The equation $$\oint \mathbf E \cdot d\mathbf l = - \frac{d\phi_B}{dt}$$ comes from the equation $$ \nabla \times \mathbf E = -\frac{\partial \mathbf B}{\partial t}$$ it says that the curl of electric field points in the direction perpendicular to electric field and directly opposite to magnetic field. If we see your situation we can easily infer that the electric field is going to swirl clockwise in the $xy$ plane. So, the picture of the electric field is going to look something like this

(image courtesy: here ) So, you can see that electric vector field is swirling with respect one point (in my picture it is point zero =, only for explanatory purpose). Now let's calculate the circulation by making circle centered at point zero,

in this case I can very well see that $\mathbf E \cdot d\mathbf l$ is constant and equal $E~dl$ therefore (if my circle's radius is $r$) $$ \oint \mathbf E \cdot d\mathbf l = E~2\pi r$$ Now consider this image

you see at point A the electric field arrow points in the same direction as the line element $dl$ of our circle but at point B it points in the opposite direction of $dl$ (we are taking the right hand Cartesian system). Also, notice that the magnitude of $\mathbf E$ at point A is different than at the point B (the density of arrows shows this character). Therefore, in this case we cannot write $$\oint \mathbf E \cdot d\mathbf l = E~2\pi r'$$ And that's the mistake you made when you wrote $E~2\pi r_s$ for your blue loop. For your blue loop $\mathbf E \cdot d\mathbf l$ doesn't equal to $E~2\pi r_s$ as electric field is not constant at the boundaries (both in direction and magnitude it's not constant).

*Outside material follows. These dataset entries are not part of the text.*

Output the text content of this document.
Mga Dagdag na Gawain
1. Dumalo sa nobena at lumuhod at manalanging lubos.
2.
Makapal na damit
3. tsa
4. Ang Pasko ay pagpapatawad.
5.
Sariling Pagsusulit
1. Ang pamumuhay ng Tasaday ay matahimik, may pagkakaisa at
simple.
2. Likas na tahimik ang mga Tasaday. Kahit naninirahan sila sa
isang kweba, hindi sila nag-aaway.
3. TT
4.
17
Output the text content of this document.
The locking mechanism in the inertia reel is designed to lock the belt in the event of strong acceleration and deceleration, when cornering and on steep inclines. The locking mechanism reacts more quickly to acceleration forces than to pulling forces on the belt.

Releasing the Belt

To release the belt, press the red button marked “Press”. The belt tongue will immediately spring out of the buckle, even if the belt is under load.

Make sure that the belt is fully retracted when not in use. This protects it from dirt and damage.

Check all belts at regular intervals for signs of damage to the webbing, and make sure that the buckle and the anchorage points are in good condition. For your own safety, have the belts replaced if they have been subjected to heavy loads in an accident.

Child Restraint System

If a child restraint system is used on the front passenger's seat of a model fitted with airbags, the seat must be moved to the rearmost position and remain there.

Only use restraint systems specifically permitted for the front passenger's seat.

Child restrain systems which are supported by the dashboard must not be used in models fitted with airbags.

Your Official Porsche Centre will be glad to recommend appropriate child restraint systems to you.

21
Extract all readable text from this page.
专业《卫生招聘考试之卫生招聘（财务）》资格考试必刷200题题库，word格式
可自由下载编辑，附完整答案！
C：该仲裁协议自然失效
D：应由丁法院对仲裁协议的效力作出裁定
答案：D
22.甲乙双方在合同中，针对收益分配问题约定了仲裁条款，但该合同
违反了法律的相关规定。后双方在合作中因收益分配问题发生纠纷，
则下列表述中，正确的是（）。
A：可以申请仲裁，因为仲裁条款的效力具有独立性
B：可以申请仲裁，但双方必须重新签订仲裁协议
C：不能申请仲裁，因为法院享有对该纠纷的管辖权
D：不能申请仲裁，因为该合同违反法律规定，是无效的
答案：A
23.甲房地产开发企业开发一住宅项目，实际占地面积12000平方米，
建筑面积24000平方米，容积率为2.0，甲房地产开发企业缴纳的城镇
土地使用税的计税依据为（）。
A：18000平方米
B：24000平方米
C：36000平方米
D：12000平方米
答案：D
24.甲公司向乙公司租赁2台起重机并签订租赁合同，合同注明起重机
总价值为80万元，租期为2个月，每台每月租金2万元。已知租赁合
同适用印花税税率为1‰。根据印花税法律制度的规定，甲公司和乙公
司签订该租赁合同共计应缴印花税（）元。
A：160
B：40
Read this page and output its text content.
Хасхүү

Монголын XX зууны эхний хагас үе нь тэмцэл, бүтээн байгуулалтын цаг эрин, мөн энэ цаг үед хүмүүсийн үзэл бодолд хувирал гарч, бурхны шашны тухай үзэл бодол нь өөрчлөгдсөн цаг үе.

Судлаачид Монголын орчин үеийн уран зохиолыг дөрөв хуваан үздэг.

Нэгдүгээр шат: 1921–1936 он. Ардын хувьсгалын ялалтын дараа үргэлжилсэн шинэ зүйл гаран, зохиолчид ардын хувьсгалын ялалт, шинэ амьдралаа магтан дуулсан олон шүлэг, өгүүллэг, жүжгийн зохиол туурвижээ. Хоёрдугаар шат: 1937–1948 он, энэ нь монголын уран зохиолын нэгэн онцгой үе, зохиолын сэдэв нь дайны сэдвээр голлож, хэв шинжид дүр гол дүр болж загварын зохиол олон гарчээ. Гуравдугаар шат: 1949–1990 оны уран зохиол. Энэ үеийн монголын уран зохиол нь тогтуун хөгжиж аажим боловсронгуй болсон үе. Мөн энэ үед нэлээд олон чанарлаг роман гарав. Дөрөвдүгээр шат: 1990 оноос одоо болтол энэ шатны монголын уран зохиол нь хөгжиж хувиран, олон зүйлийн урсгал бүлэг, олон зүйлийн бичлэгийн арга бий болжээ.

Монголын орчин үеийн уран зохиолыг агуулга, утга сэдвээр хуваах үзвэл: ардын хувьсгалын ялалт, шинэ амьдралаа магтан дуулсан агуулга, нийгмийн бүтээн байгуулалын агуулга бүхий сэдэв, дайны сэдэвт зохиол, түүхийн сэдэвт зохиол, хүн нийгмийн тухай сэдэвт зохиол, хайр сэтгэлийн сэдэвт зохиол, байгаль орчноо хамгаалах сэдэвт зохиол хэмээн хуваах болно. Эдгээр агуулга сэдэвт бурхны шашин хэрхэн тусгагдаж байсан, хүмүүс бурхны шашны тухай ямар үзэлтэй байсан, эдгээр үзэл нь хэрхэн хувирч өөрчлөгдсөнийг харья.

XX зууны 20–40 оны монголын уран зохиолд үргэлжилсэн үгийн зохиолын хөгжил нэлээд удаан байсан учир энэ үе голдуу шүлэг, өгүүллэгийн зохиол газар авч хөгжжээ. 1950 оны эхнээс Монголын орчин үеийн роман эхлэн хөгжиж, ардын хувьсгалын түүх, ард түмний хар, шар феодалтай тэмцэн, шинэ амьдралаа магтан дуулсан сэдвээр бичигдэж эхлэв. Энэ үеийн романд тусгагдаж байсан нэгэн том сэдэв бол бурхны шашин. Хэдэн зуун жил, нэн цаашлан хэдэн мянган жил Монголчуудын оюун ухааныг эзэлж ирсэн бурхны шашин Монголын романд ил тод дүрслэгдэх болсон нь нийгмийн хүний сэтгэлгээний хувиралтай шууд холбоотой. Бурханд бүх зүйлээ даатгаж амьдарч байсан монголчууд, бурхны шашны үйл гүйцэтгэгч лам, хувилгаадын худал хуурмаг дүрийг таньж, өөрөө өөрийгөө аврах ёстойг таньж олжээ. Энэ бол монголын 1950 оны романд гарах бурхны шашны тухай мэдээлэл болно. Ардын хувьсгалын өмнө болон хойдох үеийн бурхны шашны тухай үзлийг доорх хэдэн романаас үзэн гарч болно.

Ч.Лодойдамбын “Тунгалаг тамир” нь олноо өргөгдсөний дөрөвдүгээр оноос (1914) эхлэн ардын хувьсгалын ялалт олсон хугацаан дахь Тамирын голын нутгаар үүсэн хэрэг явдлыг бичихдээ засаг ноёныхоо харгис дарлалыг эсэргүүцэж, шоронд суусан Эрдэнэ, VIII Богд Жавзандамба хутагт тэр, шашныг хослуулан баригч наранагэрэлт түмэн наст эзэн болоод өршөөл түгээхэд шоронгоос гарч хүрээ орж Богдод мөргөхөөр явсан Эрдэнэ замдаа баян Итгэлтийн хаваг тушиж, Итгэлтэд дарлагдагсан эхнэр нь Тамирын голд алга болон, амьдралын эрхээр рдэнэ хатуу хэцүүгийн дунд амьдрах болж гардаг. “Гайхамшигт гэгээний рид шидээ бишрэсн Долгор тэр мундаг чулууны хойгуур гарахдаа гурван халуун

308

I hope my answer may help you somehow. Queries are welcomed in comments.

Answer 4

May it not answer your question but I want to point that equation from your book is for point inside a loop:

$E_n=\frac{r}{2}|\frac{dB}{dt}|$ for $r<R$ where R is radius of loop,

so you should not use it to calculate electric field at point A because it is on loop $R_A=R_{loop}$.

If you chose 2 loops with the same center point but with different radius that eg.$R_{loop1}<R_{loop2}$ and you take point $B$ that $R_B<R_{loop1}<R_{loop2}$ results of Electric fild in point B form both loops in different size will be the same.

For what is index $n$ in $E_n$ ? It mean tat is E for point "n" or some other meaning?